Two weeks ago, Federal Finance Minister Joe Oliver said the federal government wouldn’t help the province implement the ORPP, including with the collection of contributions.
Since the Canada Revenue Agency (CRA) already administers and collects CPP contributions from employers and employees, Sousa said it would be the most efficient way to collect ORPP contributions as well.
“This approach would minimize the burden on employers and save our government from having to duplicate an administration system,” he added.
Sousa noted the Canada Revenue Agency administers 28 benefit programs for both provinces and territories.

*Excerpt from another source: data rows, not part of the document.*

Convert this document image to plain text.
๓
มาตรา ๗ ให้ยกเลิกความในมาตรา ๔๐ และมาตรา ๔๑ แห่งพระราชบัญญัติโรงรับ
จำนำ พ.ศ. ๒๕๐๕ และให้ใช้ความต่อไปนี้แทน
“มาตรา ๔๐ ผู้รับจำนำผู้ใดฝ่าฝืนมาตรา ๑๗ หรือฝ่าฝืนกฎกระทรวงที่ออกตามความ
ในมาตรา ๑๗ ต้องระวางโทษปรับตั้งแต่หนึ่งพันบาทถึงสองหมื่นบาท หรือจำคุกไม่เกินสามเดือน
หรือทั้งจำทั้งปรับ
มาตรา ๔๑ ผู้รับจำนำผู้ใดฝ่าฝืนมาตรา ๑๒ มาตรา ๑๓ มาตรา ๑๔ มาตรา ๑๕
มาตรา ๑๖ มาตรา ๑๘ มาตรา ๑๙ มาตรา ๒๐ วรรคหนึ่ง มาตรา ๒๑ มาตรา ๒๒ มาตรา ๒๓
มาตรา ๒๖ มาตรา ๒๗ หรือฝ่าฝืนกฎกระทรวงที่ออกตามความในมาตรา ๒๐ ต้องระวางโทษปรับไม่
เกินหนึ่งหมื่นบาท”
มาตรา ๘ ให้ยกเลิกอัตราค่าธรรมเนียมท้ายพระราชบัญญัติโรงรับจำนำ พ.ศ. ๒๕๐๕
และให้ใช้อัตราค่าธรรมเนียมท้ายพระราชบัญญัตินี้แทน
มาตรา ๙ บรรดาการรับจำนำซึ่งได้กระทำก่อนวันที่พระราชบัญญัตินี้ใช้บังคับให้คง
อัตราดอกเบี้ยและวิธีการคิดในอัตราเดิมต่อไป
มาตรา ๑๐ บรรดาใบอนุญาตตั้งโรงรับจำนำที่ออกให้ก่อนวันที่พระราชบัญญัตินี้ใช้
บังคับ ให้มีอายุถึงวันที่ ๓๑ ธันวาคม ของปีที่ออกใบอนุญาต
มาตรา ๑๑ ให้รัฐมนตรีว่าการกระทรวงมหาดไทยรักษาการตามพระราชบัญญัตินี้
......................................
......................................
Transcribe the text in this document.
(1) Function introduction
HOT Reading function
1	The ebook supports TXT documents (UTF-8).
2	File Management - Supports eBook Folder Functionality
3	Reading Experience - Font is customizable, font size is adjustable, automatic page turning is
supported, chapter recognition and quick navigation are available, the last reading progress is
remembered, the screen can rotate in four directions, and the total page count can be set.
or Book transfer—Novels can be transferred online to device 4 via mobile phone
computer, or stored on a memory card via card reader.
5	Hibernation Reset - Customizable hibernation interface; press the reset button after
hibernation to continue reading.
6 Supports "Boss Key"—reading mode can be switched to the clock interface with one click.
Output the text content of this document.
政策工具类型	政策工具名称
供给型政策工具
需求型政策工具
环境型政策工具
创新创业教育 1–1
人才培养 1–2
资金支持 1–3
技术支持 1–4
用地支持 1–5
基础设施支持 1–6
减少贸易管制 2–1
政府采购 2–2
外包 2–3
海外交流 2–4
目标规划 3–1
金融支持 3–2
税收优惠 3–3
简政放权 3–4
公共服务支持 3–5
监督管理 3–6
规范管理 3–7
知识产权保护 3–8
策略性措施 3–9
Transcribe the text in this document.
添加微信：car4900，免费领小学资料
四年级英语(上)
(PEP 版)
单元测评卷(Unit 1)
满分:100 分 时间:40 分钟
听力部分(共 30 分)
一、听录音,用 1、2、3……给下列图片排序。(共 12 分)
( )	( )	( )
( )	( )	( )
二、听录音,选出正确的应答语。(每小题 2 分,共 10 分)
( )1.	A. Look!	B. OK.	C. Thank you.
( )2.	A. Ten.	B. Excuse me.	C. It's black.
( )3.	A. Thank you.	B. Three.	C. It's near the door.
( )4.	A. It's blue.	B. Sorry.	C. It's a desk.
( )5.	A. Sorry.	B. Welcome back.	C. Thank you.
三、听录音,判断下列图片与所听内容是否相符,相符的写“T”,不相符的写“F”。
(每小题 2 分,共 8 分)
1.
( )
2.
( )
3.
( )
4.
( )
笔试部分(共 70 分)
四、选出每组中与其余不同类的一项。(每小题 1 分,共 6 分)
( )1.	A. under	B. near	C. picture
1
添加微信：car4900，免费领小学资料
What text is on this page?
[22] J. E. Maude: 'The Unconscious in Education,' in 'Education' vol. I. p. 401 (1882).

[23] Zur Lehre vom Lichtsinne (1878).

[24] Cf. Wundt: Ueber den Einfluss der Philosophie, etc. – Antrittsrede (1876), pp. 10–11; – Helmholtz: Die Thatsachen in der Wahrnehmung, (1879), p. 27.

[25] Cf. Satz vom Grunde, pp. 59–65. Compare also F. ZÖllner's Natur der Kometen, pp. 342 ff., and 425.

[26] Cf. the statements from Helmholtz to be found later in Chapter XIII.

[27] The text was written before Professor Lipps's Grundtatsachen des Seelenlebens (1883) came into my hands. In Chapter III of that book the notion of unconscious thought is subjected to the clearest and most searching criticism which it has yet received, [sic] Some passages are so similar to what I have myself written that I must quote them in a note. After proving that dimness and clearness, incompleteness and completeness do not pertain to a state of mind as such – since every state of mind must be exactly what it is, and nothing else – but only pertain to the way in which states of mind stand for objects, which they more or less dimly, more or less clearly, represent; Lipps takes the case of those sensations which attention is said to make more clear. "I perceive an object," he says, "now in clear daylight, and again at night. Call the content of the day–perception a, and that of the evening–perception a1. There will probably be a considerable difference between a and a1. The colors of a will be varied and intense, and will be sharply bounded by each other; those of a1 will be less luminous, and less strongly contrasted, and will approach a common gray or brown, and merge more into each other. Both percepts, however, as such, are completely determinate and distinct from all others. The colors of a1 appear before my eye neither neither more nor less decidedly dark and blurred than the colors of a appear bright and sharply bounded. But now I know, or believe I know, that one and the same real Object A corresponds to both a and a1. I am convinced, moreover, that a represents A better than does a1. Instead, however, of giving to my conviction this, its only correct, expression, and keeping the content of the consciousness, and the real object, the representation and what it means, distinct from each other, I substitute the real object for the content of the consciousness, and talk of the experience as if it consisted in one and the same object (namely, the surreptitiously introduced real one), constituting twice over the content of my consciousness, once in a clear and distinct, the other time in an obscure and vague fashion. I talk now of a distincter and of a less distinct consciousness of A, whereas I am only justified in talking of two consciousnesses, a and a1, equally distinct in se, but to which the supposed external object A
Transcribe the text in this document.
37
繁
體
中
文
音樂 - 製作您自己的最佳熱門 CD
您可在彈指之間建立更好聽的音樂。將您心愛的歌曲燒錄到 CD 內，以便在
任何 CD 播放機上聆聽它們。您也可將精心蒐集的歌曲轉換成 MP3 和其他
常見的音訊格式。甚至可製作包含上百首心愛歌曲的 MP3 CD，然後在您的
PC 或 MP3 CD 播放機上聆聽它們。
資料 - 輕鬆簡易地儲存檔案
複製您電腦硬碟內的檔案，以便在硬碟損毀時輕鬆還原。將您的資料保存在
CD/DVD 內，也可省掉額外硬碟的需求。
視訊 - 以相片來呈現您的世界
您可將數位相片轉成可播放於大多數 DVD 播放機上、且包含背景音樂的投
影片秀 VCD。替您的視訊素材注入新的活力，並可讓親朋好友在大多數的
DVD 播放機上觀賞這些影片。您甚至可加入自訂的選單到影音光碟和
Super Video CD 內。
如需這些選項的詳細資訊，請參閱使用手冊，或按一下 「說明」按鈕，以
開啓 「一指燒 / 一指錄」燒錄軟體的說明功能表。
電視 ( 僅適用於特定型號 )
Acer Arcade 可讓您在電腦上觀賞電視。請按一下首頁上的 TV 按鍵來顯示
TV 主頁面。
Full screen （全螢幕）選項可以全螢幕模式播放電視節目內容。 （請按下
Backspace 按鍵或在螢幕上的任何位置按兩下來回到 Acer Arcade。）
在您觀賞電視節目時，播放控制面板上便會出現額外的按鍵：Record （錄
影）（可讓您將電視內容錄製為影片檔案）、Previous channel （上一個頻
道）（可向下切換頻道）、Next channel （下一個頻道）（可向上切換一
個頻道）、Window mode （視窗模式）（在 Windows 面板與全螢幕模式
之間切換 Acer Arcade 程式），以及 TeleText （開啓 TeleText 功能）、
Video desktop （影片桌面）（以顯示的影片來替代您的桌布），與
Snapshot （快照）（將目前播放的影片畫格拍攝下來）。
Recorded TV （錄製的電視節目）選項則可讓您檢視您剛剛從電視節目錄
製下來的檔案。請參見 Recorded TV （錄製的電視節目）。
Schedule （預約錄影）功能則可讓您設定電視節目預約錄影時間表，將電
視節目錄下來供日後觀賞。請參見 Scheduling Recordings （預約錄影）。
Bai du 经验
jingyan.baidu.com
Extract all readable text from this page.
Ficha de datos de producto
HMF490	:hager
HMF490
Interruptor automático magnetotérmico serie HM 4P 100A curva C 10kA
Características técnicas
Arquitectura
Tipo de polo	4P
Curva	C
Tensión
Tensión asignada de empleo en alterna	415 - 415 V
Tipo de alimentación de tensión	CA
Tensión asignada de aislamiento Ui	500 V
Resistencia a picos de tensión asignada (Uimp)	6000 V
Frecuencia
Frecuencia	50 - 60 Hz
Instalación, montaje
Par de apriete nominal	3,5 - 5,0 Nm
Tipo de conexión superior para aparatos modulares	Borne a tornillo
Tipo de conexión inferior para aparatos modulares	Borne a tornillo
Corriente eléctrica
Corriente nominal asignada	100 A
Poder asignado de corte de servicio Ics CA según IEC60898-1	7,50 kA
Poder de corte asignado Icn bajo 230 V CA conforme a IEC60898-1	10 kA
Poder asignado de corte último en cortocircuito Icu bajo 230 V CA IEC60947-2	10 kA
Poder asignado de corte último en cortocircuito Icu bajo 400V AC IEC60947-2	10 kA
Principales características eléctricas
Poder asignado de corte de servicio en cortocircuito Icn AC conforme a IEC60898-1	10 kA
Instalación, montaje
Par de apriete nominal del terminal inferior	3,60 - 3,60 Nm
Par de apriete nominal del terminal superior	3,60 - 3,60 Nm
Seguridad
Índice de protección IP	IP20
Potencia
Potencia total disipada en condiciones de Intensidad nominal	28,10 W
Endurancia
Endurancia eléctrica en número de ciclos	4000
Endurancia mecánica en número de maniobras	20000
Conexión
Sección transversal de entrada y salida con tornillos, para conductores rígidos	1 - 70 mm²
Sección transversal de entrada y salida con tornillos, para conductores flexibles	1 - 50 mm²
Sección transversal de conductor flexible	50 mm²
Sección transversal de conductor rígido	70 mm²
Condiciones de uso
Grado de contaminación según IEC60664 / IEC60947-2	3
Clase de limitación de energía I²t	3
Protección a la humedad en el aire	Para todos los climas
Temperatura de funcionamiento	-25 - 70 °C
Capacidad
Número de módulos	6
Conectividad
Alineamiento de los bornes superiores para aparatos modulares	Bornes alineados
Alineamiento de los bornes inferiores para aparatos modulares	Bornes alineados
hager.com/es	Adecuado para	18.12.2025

He said there’s a co-operative agreement already in existence with the Quebec Pension Plan and there were legislative changes made to the federal Income Tax Act in 2010 to increase the annual contribution limit to the Saskatchewan Pension Plan.
Ontario has even offered to reimburse the CRA for its services.
Also, the province didn’t indicate an exact timeframe on when it would provide further information on the comparable plan issue.
“The details of the plan design is something that we’re continuing to work on,” said Associate Minister of Finance Mitzie Hunter. “We are working towards providing those details soon.”
The Canadian Federation of Independent Business (CFIB) continues to oppose the plan. The organization says the ORPP will increase the province’s unemployment rate by 0.5 percentage points by 2020, and reduce wages over the long term.
“Moving forward with this reckless payroll tax may be music to the ears of government unions, but does nothing to instill confidence among the province’s business owners,” says Nicole Troster, CFIB director of provincial affairs for Ontario.